Dependency of errors for four global reanalysis and satellite precipitation estimates on four crucial factors

Errors in the reanalysis and satellite precipitation products are closely related to four impacting factors, i.e., seasonality, topography, rainfall intensity, and climate type. Therefore, revealing the dependency of the errors of precipitation products on seasonality, topography, rainfall intensity, and climate type is important for data users and developers to improve the quality of precipitation products and enhance their applications in hydrometeorology. In this study, the links between errors and four impacting factors were used to investigate the dependency of errors in the ERA5 reanalysis and three satellite-only precipitation products (i.e., IMERG-Late, GSMaP-MVK, and PERSIANN-CCS) on the four impacting factors. Results from mainland China show that the errors of the four products depend on the four factors, whereas the dependency of different error indicators on the four factors differs significantly. In all seasons, ERA5 outperformed the three satellite-only precipitation products in most cases. In terms of topographic dependency, the probability of detection (POD) of ERA5 increases with topographic complexity but the opposite is true for the satellite-only precipitation products. Compared with purely infrared (IR) data, the fusion of passive microwave and IR data enhances the quality of precipitation estimates and reduces the topographical dependency of the errors.

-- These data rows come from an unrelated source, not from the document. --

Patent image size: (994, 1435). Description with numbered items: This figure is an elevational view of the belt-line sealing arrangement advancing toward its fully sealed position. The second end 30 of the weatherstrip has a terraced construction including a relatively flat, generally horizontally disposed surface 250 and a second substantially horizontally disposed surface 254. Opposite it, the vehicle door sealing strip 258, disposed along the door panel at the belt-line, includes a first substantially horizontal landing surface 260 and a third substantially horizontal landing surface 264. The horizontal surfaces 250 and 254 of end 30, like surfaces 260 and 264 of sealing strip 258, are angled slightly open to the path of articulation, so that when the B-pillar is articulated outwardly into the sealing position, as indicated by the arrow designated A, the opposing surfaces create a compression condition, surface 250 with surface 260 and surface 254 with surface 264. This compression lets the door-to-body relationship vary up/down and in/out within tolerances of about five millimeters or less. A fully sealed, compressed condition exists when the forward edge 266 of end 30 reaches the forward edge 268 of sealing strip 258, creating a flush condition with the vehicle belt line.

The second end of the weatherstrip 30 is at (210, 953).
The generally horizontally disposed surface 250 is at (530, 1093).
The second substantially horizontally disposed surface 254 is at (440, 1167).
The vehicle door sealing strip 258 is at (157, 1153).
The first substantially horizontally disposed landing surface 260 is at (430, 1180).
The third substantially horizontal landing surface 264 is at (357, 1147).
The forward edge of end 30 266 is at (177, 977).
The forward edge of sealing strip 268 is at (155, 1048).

Regarding intensity-based performance, the performance of the four products in terms of the POD and normalized root-mean-squared error improves as the rain rate increases, whereas that of the three bias metrics (i.e., total bias, hit bias, and miss bias) deteriorates. In terms of the climatic dependency of the errors, the errors of the four products increase as the aridity increases in most cases. False bias contributes primarily to the total bias for the four products. More importantly, we found that the relationship between the false alarm ratio (FAR) and climate type cannot accurately characterize the dependency of false alarms based on climate type because of the interference of hit precipitation events. Based on this finding, the mean number of false alarms is recommended to replace the FAR to objectively investigate the false precipitation of various precipitation products.